2016年4月に胃瘻造設を行いました。当分使わないつもりで早めに手術したのですが、嚥下機能の低下の進行が早く、それまで1時間程度だった食事が、すぐに2時間かかるようになり、早々に経口と胃ろうを併用することになりました。

この時期と前後して呼吸機能の低下が始まり、夏の初めには血中酸素濃度が93%を示すようになりました。さすがに近い将来の気管切開を意識し始めました。それでも、カフアシストの導入、胸郭マッサージ、夜間バイパップの徹底、LIC Trainnerの導入、といった呼吸筋リハビリを続けた結果、冬になるころには血中酸素濃度が95-6まで回復していました、気管切開はまだ先かな?という気持ちと、突然窒息して緊急搬送になるのも嫌だから早めに手術しないとなぁ、という気持ちの葛藤もありました。
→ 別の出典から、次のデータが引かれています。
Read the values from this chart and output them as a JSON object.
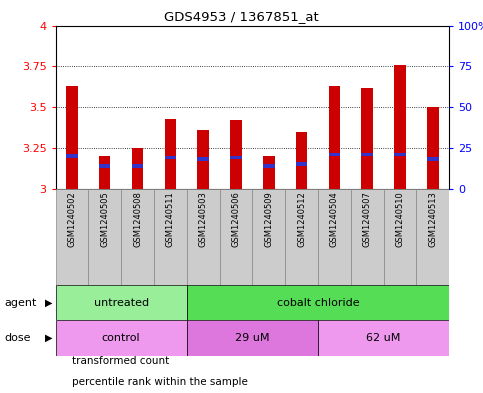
{
  "title": "GDS4953 / 1367851_at",
  "samples": [
    "GSM1240502",
    "GSM1240505",
    "GSM1240508",
    "GSM1240511",
    "GSM1240503",
    "GSM1240506",
    "GSM1240509",
    "GSM1240512",
    "GSM1240504",
    "GSM1240507",
    "GSM1240510",
    "GSM1240513"
  ],
  "transformed_counts": [
    3.63,
    3.2,
    3.25,
    3.43,
    3.36,
    3.42,
    3.2,
    3.35,
    3.63,
    3.62,
    3.76,
    3.5
  ],
  "percentile_ranks": [
    20,
    14,
    14,
    19,
    18,
    19,
    14,
    15,
    21,
    21,
    21,
    18
  ],
  "y_min": 3.0,
  "y_max": 4.0,
  "y_ticks": [
    3.0,
    3.25,
    3.5,
    3.75,
    4.0
  ],
  "y_tick_labels": [
    "3",
    "3.25",
    "3.5",
    "3.75",
    "4"
  ],
  "right_y_ticks": [
    0,
    25,
    50,
    75,
    100
  ],
  "right_y_labels": [
    "0",
    "25",
    "50",
    "75",
    "100%"
  ],
  "bar_color": "#cc0000",
  "blue_color": "#3333cc",
  "agent_groups": [
    {
      "label": "untreated",
      "start": 0,
      "end": 4,
      "color": "#99ee99"
    },
    {
      "label": "cobalt chloride",
      "start": 4,
      "end": 12,
      "color": "#55dd55"
    }
  ],
  "dose_groups": [
    {
      "label": "control",
      "start": 0,
      "end": 4,
      "color": "#ee99ee"
    },
    {
      "label": "29 uM",
      "start": 4,
      "end": 8,
      "color": "#dd77dd"
    },
    {
      "label": "62 uM",
      "start": 8,
      "end": 12,
      "color": "#ee99ee"
    }
  ],
  "legend_items": [
    {
      "color": "#cc0000",
      "label": "transformed count"
    },
    {
      "color": "#3333cc",
      "label": "percentile rank within the sample"
    }
  ],
  "sample_box_color": "#cccccc",
  "sample_box_edge": "#888888"
}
一方、嚥下障害の進行も進んで呑み込みが悪くなり、2017年に入ると水分が気管に入り食事中にむせこむことが増えてきました。実は、かなり早い時期から唾液が気管に垂れ込むことによるむせはあったのですが、咳をする力が十分あったので大きな問題にならずに来ました。
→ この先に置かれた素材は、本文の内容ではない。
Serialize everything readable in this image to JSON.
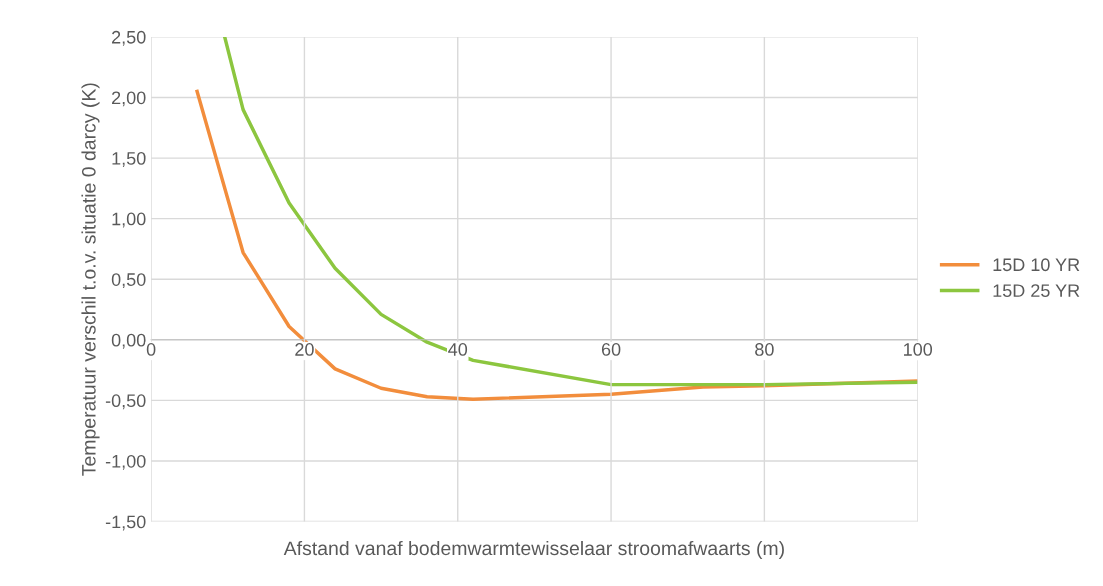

食事の形態は、ほぼミキサー食となりました。それでも、食事中のむせは痰を増やすことにつながり、毎食後のカフアシストが欠かせなくなっていきました。また、どんなに工夫しても、汁物やお茶が飲めなくなっていきました。

呼吸はほとんど問題がないのに、食事がままならない状況をどう改善するか悩みました。選択肢は二つありました。
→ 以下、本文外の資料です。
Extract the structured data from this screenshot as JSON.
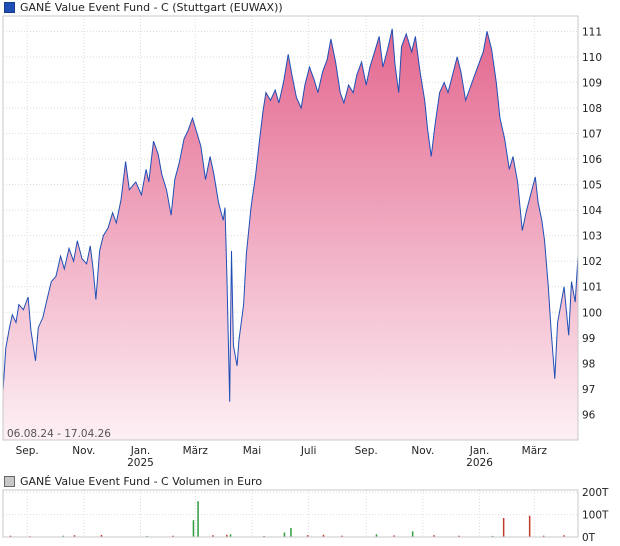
{
  "chart_data": [
    {
      "type": "area",
      "title": "GANÉ Value Event Fund - C (Stuttgart (EUWAX))",
      "date_range_label": "06.08.24 - 17.04.26",
      "x_start": "2024-08-06",
      "x_end": "2026-04-17",
      "x_ticks": [
        {
          "date": "2024-09-01",
          "label": "Sep.",
          "year": ""
        },
        {
          "date": "2024-11-01",
          "label": "Nov.",
          "year": ""
        },
        {
          "date": "2025-01-01",
          "label": "Jan.",
          "year": "2025"
        },
        {
          "date": "2025-03-01",
          "label": "März",
          "year": ""
        },
        {
          "date": "2025-05-01",
          "label": "Mai",
          "year": ""
        },
        {
          "date": "2025-07-01",
          "label": "Juli",
          "year": ""
        },
        {
          "date": "2025-09-01",
          "label": "Sep.",
          "year": ""
        },
        {
          "date": "2025-11-01",
          "label": "Nov.",
          "year": ""
        },
        {
          "date": "2026-01-01",
          "label": "Jan.",
          "year": "2026"
        },
        {
          "date": "2026-03-01",
          "label": "März",
          "year": ""
        }
      ],
      "y_ticks": [
        96,
        97,
        98,
        99,
        100,
        101,
        102,
        103,
        104,
        105,
        106,
        107,
        108,
        109,
        110,
        111
      ],
      "ylim": [
        95,
        111.6
      ],
      "grid": true,
      "line_color": "#1f4fb5",
      "fill_top_color": "#e3678f",
      "fill_bottom_color": "#fdf0f4",
      "series": [
        {
          "values": [
            [
              "2024-08-06",
              96.9
            ],
            [
              "2024-08-09",
              98.6
            ],
            [
              "2024-08-13",
              99.4
            ],
            [
              "2024-08-16",
              99.9
            ],
            [
              "2024-08-20",
              99.6
            ],
            [
              "2024-08-23",
              100.3
            ],
            [
              "2024-08-28",
              100.1
            ],
            [
              "2024-09-02",
              100.6
            ],
            [
              "2024-09-05",
              99.3
            ],
            [
              "2024-09-10",
              98.1
            ],
            [
              "2024-09-13",
              99.4
            ],
            [
              "2024-09-18",
              99.8
            ],
            [
              "2024-09-23",
              100.6
            ],
            [
              "2024-09-27",
              101.2
            ],
            [
              "2024-10-02",
              101.4
            ],
            [
              "2024-10-07",
              102.2
            ],
            [
              "2024-10-11",
              101.7
            ],
            [
              "2024-10-16",
              102.5
            ],
            [
              "2024-10-21",
              102.0
            ],
            [
              "2024-10-25",
              102.8
            ],
            [
              "2024-10-30",
              102.1
            ],
            [
              "2024-11-04",
              101.9
            ],
            [
              "2024-11-08",
              102.6
            ],
            [
              "2024-11-11",
              101.7
            ],
            [
              "2024-11-14",
              100.5
            ],
            [
              "2024-11-18",
              102.4
            ],
            [
              "2024-11-22",
              103.0
            ],
            [
              "2024-11-27",
              103.3
            ],
            [
              "2024-12-02",
              103.9
            ],
            [
              "2024-12-06",
              103.5
            ],
            [
              "2024-12-11",
              104.4
            ],
            [
              "2024-12-16",
              105.9
            ],
            [
              "2024-12-20",
              104.8
            ],
            [
              "2024-12-27",
              105.1
            ],
            [
              "2025-01-02",
              104.6
            ],
            [
              "2025-01-07",
              105.6
            ],
            [
              "2025-01-10",
              105.1
            ],
            [
              "2025-01-15",
              106.7
            ],
            [
              "2025-01-20",
              106.2
            ],
            [
              "2025-01-24",
              105.4
            ],
            [
              "2025-01-29",
              104.8
            ],
            [
              "2025-02-03",
              103.8
            ],
            [
              "2025-02-07",
              105.2
            ],
            [
              "2025-02-12",
              105.9
            ],
            [
              "2025-02-17",
              106.8
            ],
            [
              "2025-02-21",
              107.1
            ],
            [
              "2025-02-26",
              107.6
            ],
            [
              "2025-03-03",
              107.0
            ],
            [
              "2025-03-07",
              106.5
            ],
            [
              "2025-03-12",
              105.2
            ],
            [
              "2025-03-17",
              106.1
            ],
            [
              "2025-03-21",
              105.4
            ],
            [
              "2025-03-26",
              104.3
            ],
            [
              "2025-03-31",
              103.6
            ],
            [
              "2025-04-02",
              104.1
            ],
            [
              "2025-04-04",
              101.4
            ],
            [
              "2025-04-07",
              96.5
            ],
            [
              "2025-04-08",
              99.6
            ],
            [
              "2025-04-09",
              102.4
            ],
            [
              "2025-04-11",
              98.7
            ],
            [
              "2025-04-15",
              97.9
            ],
            [
              "2025-04-17",
              98.9
            ],
            [
              "2025-04-22",
              100.3
            ],
            [
              "2025-04-25",
              102.3
            ],
            [
              "2025-04-30",
              104.1
            ],
            [
              "2025-05-05",
              105.4
            ],
            [
              "2025-05-09",
              106.7
            ],
            [
              "2025-05-13",
              107.9
            ],
            [
              "2025-05-16",
              108.6
            ],
            [
              "2025-05-21",
              108.3
            ],
            [
              "2025-05-26",
              108.7
            ],
            [
              "2025-05-30",
              108.2
            ],
            [
              "2025-06-04",
              109.0
            ],
            [
              "2025-06-09",
              110.1
            ],
            [
              "2025-06-13",
              109.3
            ],
            [
              "2025-06-18",
              108.4
            ],
            [
              "2025-06-23",
              108.0
            ],
            [
              "2025-06-27",
              108.9
            ],
            [
              "2025-07-02",
              109.6
            ],
            [
              "2025-07-07",
              109.1
            ],
            [
              "2025-07-11",
              108.6
            ],
            [
              "2025-07-16",
              109.4
            ],
            [
              "2025-07-21",
              109.9
            ],
            [
              "2025-07-25",
              110.7
            ],
            [
              "2025-07-30",
              109.8
            ],
            [
              "2025-08-04",
              108.6
            ],
            [
              "2025-08-08",
              108.2
            ],
            [
              "2025-08-13",
              108.9
            ],
            [
              "2025-08-18",
              108.6
            ],
            [
              "2025-08-22",
              109.3
            ],
            [
              "2025-08-27",
              109.8
            ],
            [
              "2025-09-01",
              108.9
            ],
            [
              "2025-09-05",
              109.6
            ],
            [
              "2025-09-10",
              110.2
            ],
            [
              "2025-09-15",
              110.8
            ],
            [
              "2025-09-19",
              109.6
            ],
            [
              "2025-09-24",
              110.3
            ],
            [
              "2025-09-29",
              111.1
            ],
            [
              "2025-10-02",
              109.7
            ],
            [
              "2025-10-06",
              108.6
            ],
            [
              "2025-10-09",
              110.4
            ],
            [
              "2025-10-14",
              110.9
            ],
            [
              "2025-10-20",
              110.2
            ],
            [
              "2025-10-24",
              110.8
            ],
            [
              "2025-10-29",
              109.4
            ],
            [
              "2025-11-03",
              108.3
            ],
            [
              "2025-11-06",
              107.2
            ],
            [
              "2025-11-10",
              106.1
            ],
            [
              "2025-11-14",
              107.3
            ],
            [
              "2025-11-19",
              108.6
            ],
            [
              "2025-11-24",
              109.0
            ],
            [
              "2025-11-28",
              108.6
            ],
            [
              "2025-12-03",
              109.3
            ],
            [
              "2025-12-08",
              110.0
            ],
            [
              "2025-12-12",
              109.4
            ],
            [
              "2025-12-17",
              108.3
            ],
            [
              "2025-12-22",
              108.8
            ],
            [
              "2025-12-29",
              109.5
            ],
            [
              "2026-01-05",
              110.2
            ],
            [
              "2026-01-09",
              111.0
            ],
            [
              "2026-01-14",
              110.3
            ],
            [
              "2026-01-19",
              109.0
            ],
            [
              "2026-01-23",
              107.6
            ],
            [
              "2026-01-28",
              106.8
            ],
            [
              "2026-02-02",
              105.6
            ],
            [
              "2026-02-06",
              106.1
            ],
            [
              "2026-02-11",
              105.1
            ],
            [
              "2026-02-16",
              103.2
            ],
            [
              "2026-02-20",
              103.9
            ],
            [
              "2026-02-25",
              104.6
            ],
            [
              "2026-03-02",
              105.3
            ],
            [
              "2026-03-05",
              104.3
            ],
            [
              "2026-03-09",
              103.6
            ],
            [
              "2026-03-12",
              102.8
            ],
            [
              "2026-03-16",
              101.0
            ],
            [
              "2026-03-19",
              99.3
            ],
            [
              "2026-03-23",
              97.4
            ],
            [
              "2026-03-26",
              99.6
            ],
            [
              "2026-03-30",
              100.4
            ],
            [
              "2026-04-02",
              101.0
            ],
            [
              "2026-04-07",
              99.1
            ],
            [
              "2026-04-10",
              101.2
            ],
            [
              "2026-04-14",
              100.4
            ],
            [
              "2026-04-17",
              102.2
            ]
          ]
        }
      ]
    },
    {
      "type": "bar",
      "title": "GANÉ Value Event Fund - C Volumen in Euro",
      "y_ticks": [
        {
          "value": 0,
          "label": "0T"
        },
        {
          "value": 100,
          "label": "100T"
        },
        {
          "value": 200,
          "label": "200T"
        }
      ],
      "ylim": [
        0,
        210
      ],
      "grid": true,
      "bars": [
        {
          "date": "2024-08-14",
          "value": 6,
          "color": "#c0392b"
        },
        {
          "date": "2024-09-04",
          "value": 4,
          "color": "#c0392b"
        },
        {
          "date": "2024-10-10",
          "value": 6,
          "color": "#2e9e3e"
        },
        {
          "date": "2024-10-22",
          "value": 8,
          "color": "#c0392b"
        },
        {
          "date": "2024-11-20",
          "value": 9,
          "color": "#c0392b"
        },
        {
          "date": "2025-01-08",
          "value": 5,
          "color": "#2e9e3e"
        },
        {
          "date": "2025-02-05",
          "value": 6,
          "color": "#c0392b"
        },
        {
          "date": "2025-02-27",
          "value": 75,
          "color": "#2e9e3e"
        },
        {
          "date": "2025-03-04",
          "value": 160,
          "color": "#2e9e3e"
        },
        {
          "date": "2025-03-20",
          "value": 8,
          "color": "#c0392b"
        },
        {
          "date": "2025-04-04",
          "value": 10,
          "color": "#c0392b"
        },
        {
          "date": "2025-04-08",
          "value": 12,
          "color": "#2e9e3e"
        },
        {
          "date": "2025-05-14",
          "value": 5,
          "color": "#c0392b"
        },
        {
          "date": "2025-06-05",
          "value": 20,
          "color": "#2e9e3e"
        },
        {
          "date": "2025-06-12",
          "value": 40,
          "color": "#2e9e3e"
        },
        {
          "date": "2025-06-30",
          "value": 8,
          "color": "#c0392b"
        },
        {
          "date": "2025-07-17",
          "value": 10,
          "color": "#c0392b"
        },
        {
          "date": "2025-08-06",
          "value": 6,
          "color": "#c0392b"
        },
        {
          "date": "2025-09-12",
          "value": 12,
          "color": "#2e9e3e"
        },
        {
          "date": "2025-10-01",
          "value": 7,
          "color": "#c0392b"
        },
        {
          "date": "2025-10-21",
          "value": 25,
          "color": "#2e9e3e"
        },
        {
          "date": "2025-11-13",
          "value": 8,
          "color": "#c0392b"
        },
        {
          "date": "2025-12-10",
          "value": 6,
          "color": "#c0392b"
        },
        {
          "date": "2026-01-15",
          "value": 5,
          "color": "#2e9e3e"
        },
        {
          "date": "2026-01-27",
          "value": 85,
          "color": "#c0392b"
        },
        {
          "date": "2026-02-24",
          "value": 95,
          "color": "#c0392b"
        },
        {
          "date": "2026-03-11",
          "value": 6,
          "color": "#c0392b"
        },
        {
          "date": "2026-04-02",
          "value": 8,
          "color": "#c0392b"
        }
      ]
    }
  ]
}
  • 胃ろうからの経管栄養主体に切り替え、経口はあきらめる。
  • 誤嚥防止手術をして、経口主体を維持する。

昨年佐賀の中野玄三さんを訪ねた時、「自分も口から食べ続ける」と誓ったこともあって、3月の半ばに誤嚥防止手術を受けるしかないと決心しました。

声門閉鎖術を選択

さて、誤嚥を防止するには気道と食道を分離しなければならず、咽頭摘出術、咽頭分離術、声門閉鎖術、などいくつかの方法があります。いずれも前提として気管切開が必要になります。

主治医とは、気管切開の時期は自分で決めていいという話になっていましたので、3月の定期診察で意思を伝え、4月に同じ病院の耳鼻咽喉科の医師と術式を相談しました。

実は事前に調べても、どの術式がどのようなもので、どのような長所短所があるのかよくわかりませんでした。何となく分かったのは、どの術式でも食事は口から食べ続けられそうなことと完全に声を失うこと、術式によって体への負担が違いそうだ、ということでした。

声を失うことについては、特に問題を感じませんでした。というのも、私は構音障害の進行が早く、すでに家族にもわからないうなり声しか出せない状態だったからです。

医師から提示されたのは、声門閉鎖術でした。理由は、手術が容易で体への負担が少ないことと、咽頭の形状を維持するので気管カニューレの選択肢が広がる、ということでした。

フーンという感じでしたが、続いて「この病院で初めて行う術式です」との言葉が。声門閉鎖術は、10年ほど前に国内で開発された手法で、病院初だというのです。これで腹が決まりました。喜んで聖マリアンナ医大病院の声門閉鎖術第一号になりましょう、と。